Le rapport de force est un piège qui produit dans les relations humaines une escalade de violence – qu’elle soit de nature morale, verbale, physique ou militaire – fortement toxique et destructive, car dès qu’elle vous aspire, elle vous prive de discernement.

Il se caractérise par une relation dominant-dominé et se résume à une logique binaire : « Soit moi je suis OK et alors toi, tu n’es pas OK, ou bien c’est l’inverse », toute autre combinaison étant exclue. C’est en premier lieu une confrontation entre des acteurs qui opposent leurs forces. On peut en trouver dans le travail, dans le couple, dans les relations de business entre les entreprises etc…

A court terme, le rapport de force produit une relation de type gagnant perdant. Mais remporter un round ne signifie pas gagner un match, tout comme on ne gagne pas la guerre en gagnant une bataille. C’est pourquoi à long terme, la victoire éphémère se transforme en défaite, et le rapport de force produit inévitablement une relation de type perdant perdant.

Ainsi, si la plupart des grandes puissances appliquent à la lettre la règle de De Saint Just, qui dit que seule « la force fait le droit entre elles. », en faisant la course aux armements, cela les aspire dans un paradigme stérile et dangereux de surenchère de menace. A l’opposé, l’exemple de la Suisse, neutre, commerçant avec les acteurs qui s’opposent, aboutit à la position gagnante à long terme.

En réalité, le seul moyen de « gagner » dans le rapport de force, c’est d’en sortir. Comment faire ?
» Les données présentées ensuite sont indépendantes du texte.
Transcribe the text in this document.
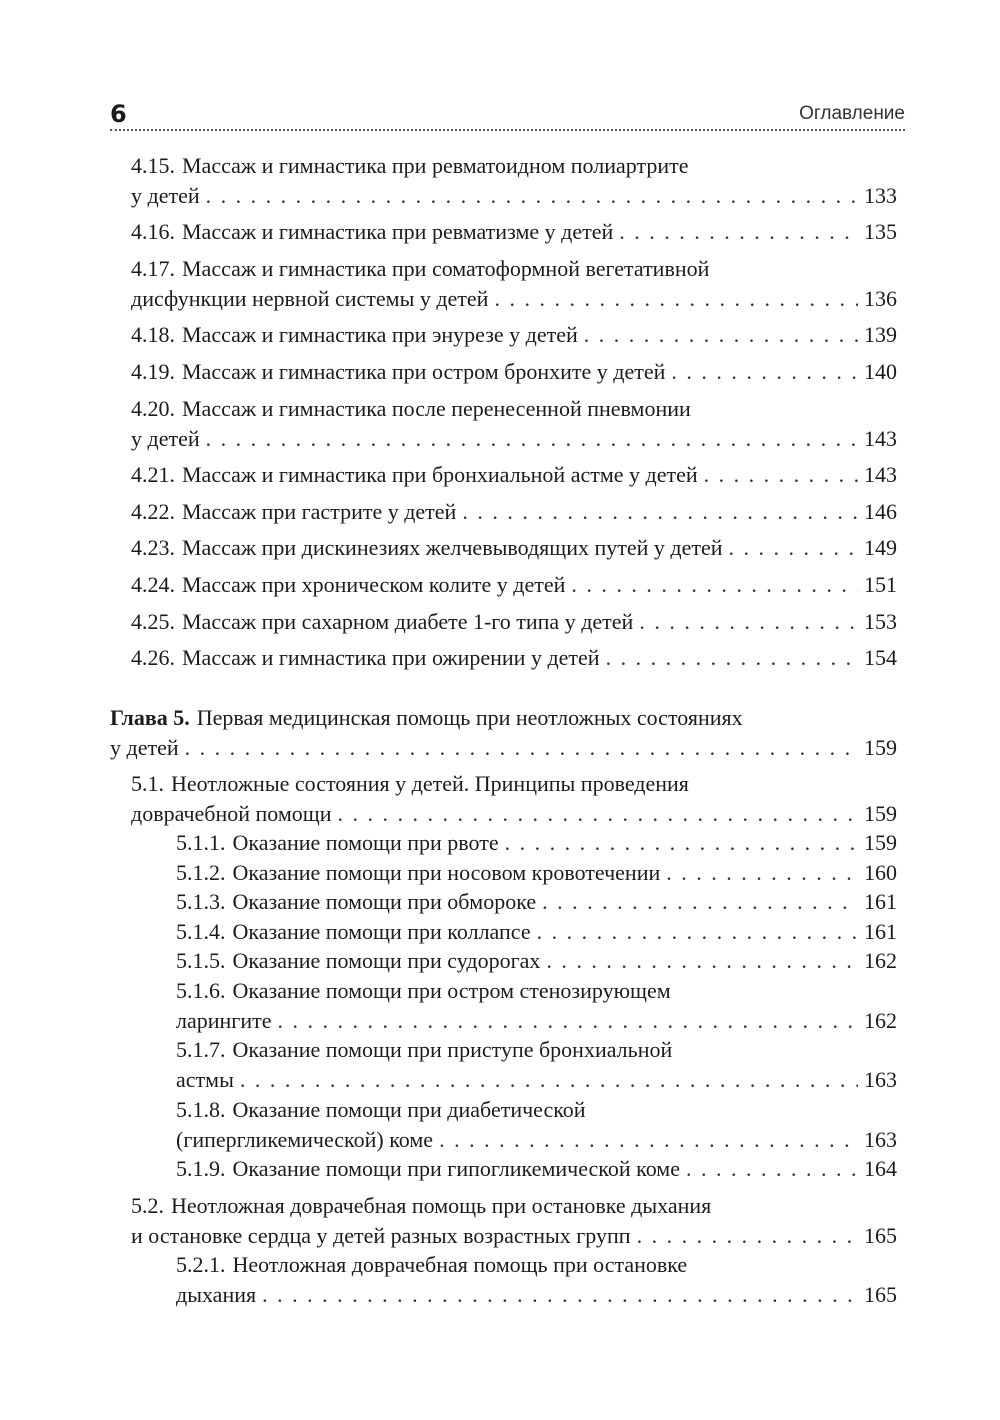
6	Оглавление
4.15. Массаж и гимнастика при ревматоидном полиартрите
у детей . . .	133
4.16. Массаж и гимнастика при ревматизме у детей . . .	135
4.17. Массаж и гимнастика при соматоформной вегетативной
дисфункции нервной системы у детей . . .	136
4.18. Массаж и гимнастика при энурезе у детей . . .	139
4.19. Массаж и гимнастика при остром бронхите у детей . . .	140
4.20. Массаж и гимнастика после перенесенной пневмонии
у детей . . .	143
4.21. Массаж и гимнастика при бронхиальной астме у детей . . .	143
4.22. Массаж при гастрите у детей . . .	146
4.23. Массаж при дискинезиях желчевыводящих путей у детей . . .	149
4.24. Массаж при хроническом колите у детей . . .	151
4.25. Массаж при сахарном диабете 1-го типа у детей . . .	153
4.26. Массаж и гимнастика при ожирении у детей . . .	154
Глава 5. Первая медицинская помощь при неотложных состояниях
у детей . . .	159
5.1. Неотложные состояния у детей. Принципы проведения
доврачебной помощи . . .	159
5.1.1. Оказание помощи при рвоте . . .	159
5.1.2. Оказание помощи при носовом кровотечении . . .	160
5.1.3. Оказание помощи при обмороке . . .	161
5.1.4. Оказание помощи при коллапсе . . .	161
5.1.5. Оказание помощи при судорогах . . .	162
5.1.6. Оказание помощи при остром стенозирующем
ларингите . . .	162
5.1.7. Оказание помощи при приступе бронхиальной
астмы . . .	163
5.1.8. Оказание помощи при диабетической
(гипергликемической) коме . . .	163
5.1.9. Оказание помощи при гипогликемической коме . . .	164
5.2. Неотложная доврачебная помощь при остановке дыхания
и остановке сердца у детей разных возрастных групп . . .	165
5.2.1. Неотложная доврачебная помощь при остановке
дыхания . . .	165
D’abord, idéalement, ne rentrez pas dans ce genre de dynamique. Pour cela, au début, refusez de vous laisser happer. L’algorithme du rapport de force est bien connu de tous : il commence par un défi lancé sous forme de menace ou d’agression. La peur des acteurs de montrer des signaux de faiblesse est son « carburant ». Ne vous faites pas avoir.
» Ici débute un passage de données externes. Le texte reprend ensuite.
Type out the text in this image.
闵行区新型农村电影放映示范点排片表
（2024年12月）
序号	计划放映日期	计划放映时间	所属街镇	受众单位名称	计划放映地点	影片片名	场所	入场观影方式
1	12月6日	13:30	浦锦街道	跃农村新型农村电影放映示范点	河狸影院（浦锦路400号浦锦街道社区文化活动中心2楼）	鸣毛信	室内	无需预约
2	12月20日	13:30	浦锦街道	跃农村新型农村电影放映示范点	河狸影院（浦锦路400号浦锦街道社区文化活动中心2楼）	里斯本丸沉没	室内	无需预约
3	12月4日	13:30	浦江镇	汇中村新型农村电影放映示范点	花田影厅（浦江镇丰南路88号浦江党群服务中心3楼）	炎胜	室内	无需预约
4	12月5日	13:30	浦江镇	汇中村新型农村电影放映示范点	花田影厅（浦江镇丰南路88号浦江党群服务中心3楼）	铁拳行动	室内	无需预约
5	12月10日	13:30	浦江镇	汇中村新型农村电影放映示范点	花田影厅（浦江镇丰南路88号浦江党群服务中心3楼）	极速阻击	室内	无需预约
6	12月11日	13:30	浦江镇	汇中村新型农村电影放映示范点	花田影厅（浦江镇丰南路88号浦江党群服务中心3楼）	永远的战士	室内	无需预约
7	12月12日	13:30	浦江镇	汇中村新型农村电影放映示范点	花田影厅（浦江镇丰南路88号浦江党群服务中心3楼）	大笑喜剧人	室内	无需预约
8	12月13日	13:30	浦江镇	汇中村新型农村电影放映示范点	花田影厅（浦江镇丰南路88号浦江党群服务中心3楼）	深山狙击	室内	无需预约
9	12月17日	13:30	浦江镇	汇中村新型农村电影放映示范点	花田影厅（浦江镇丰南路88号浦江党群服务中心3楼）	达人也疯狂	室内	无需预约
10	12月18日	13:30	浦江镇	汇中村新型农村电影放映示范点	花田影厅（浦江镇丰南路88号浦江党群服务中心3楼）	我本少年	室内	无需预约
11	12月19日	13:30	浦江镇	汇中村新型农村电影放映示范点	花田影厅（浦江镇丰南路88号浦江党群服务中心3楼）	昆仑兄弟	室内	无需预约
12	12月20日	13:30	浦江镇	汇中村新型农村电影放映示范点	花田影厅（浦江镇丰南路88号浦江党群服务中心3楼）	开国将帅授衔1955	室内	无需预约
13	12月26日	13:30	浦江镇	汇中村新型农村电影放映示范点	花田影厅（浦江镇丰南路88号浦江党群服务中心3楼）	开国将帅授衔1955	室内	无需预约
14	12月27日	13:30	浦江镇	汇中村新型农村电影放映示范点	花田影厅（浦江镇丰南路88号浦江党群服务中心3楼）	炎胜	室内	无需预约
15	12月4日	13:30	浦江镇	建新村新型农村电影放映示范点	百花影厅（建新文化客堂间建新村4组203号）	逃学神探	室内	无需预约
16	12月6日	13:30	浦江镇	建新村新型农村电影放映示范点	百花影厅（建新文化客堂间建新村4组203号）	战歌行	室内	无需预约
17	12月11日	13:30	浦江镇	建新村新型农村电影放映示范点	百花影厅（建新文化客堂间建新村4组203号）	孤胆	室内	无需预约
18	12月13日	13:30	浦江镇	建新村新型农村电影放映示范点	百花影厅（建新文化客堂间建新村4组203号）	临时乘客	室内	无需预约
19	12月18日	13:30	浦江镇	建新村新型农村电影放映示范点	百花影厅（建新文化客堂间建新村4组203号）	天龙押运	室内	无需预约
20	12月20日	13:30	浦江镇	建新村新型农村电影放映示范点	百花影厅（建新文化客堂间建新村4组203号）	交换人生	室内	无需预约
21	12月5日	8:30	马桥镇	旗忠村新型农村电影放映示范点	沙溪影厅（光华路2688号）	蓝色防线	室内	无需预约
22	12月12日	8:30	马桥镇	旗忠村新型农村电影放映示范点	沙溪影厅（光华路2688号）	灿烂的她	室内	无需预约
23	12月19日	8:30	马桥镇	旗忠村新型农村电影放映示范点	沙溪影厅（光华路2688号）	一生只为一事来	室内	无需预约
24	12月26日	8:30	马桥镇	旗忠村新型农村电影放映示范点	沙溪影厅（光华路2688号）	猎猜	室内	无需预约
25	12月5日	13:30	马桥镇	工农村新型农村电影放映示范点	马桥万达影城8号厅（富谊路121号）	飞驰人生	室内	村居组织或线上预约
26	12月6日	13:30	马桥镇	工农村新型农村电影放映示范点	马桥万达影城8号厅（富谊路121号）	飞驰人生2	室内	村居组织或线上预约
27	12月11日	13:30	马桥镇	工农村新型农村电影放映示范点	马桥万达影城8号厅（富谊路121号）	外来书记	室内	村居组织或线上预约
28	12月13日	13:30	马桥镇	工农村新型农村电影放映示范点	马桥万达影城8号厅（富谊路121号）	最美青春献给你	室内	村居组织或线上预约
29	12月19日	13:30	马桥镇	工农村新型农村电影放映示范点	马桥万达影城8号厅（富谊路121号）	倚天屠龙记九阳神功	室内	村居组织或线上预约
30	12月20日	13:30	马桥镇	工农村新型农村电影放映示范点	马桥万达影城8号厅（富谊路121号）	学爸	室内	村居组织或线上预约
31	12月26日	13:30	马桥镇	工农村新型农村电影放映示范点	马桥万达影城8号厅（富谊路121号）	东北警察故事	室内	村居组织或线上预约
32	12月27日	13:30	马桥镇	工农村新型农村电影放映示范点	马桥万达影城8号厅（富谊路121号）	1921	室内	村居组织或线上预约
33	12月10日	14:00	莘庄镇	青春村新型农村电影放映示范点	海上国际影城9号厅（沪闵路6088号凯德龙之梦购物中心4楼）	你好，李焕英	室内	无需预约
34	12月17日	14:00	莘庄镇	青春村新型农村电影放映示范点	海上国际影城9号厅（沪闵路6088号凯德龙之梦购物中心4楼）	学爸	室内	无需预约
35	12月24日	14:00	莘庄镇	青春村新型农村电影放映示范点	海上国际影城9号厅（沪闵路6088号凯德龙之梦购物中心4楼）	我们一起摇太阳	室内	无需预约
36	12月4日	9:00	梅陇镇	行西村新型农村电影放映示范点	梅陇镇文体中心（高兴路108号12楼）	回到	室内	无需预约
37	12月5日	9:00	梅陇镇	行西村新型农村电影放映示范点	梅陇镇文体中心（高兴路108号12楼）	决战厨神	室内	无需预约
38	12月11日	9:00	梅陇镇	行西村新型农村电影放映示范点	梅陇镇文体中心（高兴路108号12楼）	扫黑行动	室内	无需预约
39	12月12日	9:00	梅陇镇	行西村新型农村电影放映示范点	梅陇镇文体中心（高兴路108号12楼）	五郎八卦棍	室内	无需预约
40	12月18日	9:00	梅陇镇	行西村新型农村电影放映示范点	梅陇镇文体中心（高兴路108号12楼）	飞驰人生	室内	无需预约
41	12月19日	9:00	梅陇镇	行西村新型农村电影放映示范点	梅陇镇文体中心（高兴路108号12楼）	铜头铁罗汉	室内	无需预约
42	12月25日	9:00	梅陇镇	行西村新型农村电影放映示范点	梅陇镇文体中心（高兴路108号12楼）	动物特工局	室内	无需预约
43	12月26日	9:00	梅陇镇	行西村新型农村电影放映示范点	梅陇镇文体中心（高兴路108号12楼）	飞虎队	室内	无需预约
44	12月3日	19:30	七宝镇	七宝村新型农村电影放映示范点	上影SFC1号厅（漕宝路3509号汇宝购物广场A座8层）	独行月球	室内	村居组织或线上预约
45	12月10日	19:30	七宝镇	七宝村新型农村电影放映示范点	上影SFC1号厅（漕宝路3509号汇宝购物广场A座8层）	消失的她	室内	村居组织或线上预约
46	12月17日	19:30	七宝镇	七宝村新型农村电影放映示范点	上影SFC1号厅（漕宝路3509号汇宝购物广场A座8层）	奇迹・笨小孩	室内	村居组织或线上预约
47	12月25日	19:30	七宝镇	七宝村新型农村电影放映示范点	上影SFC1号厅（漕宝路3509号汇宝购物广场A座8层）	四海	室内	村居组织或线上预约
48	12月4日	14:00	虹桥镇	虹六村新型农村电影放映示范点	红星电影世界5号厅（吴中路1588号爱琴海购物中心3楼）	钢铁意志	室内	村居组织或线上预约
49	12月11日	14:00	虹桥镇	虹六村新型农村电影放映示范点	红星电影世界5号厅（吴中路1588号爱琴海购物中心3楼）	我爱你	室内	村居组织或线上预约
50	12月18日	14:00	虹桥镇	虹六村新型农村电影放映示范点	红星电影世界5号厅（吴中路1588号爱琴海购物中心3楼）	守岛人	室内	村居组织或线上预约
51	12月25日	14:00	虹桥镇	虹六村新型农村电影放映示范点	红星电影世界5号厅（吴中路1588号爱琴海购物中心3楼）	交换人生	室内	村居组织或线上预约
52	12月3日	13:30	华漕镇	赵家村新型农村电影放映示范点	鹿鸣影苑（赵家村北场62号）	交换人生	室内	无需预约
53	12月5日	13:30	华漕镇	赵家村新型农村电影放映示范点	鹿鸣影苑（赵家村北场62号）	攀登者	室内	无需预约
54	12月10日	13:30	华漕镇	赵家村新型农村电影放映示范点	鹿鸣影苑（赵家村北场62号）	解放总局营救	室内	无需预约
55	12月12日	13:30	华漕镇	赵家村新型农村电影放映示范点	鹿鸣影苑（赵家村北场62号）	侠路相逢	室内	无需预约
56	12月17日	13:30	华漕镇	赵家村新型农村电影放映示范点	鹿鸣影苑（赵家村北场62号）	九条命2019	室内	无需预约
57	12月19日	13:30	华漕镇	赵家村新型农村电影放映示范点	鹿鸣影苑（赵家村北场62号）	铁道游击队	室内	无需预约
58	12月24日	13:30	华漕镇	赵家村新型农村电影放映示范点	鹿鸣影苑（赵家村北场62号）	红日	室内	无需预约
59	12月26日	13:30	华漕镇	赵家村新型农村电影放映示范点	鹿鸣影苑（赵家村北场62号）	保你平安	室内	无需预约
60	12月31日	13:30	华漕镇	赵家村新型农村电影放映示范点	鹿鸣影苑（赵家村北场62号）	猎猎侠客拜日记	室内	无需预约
Dans les autres cas, si vous êtes déjà dans le rapport de force, je vous conseille de rompre le paradigme en en sortant ostensiblement et en le formulant clairement.

Gandhi a toujours refusé de rentrer dans le rapport de force avec le colonisateur britannique, et c’est précisément cela qui lui a permis de gagner durablement l’indépendance de l’Inde sans bain de sang.

A FAIRE
1 // Repérer les signaux du rapport de force
Dès que vous vous apercevez que l’on essaye de vous imposer ce type de relation, prenez conscience qu’il vous faut d’urgence prendre du recul pour envisager « une sortie » immédiate.

2 // Faire comme dans un jeu de stratégie
Cherchez des tactiques innovantes, du type « saut quantique » pour prendre de la hauteur et vous en sortir.

3 // Gérer ses émotions en posture Fonction
Dites-vous « c’est un test », cela va vous motiver pour vous en sortir de la façon la plus élégante du point de vue politique.

A EVITER
1 // Fuir
Ne confondez pas le comportement de fuite avec la sortie du rapport de force. Les prédateurs sont conditionnés pour poursuivre et achever l’animal qui fuit.

2 // Confondre force morale et force tout court
Les défaites des Américains au Vietnam et des Soviétiques en Afghanistan en sont de bons exemples. La force morale est primordiale, c’est elle qui décide de tout dans le rapport de force.

3 // Douter
Le doute pendant la confrontation devient un adversaire bis. Vous vous retrouvez alors face à deux ennemis : l’un devant vous, l’autre à l’intérieur de vous. Mener deux combats en même temps vous fera perdre deux fois.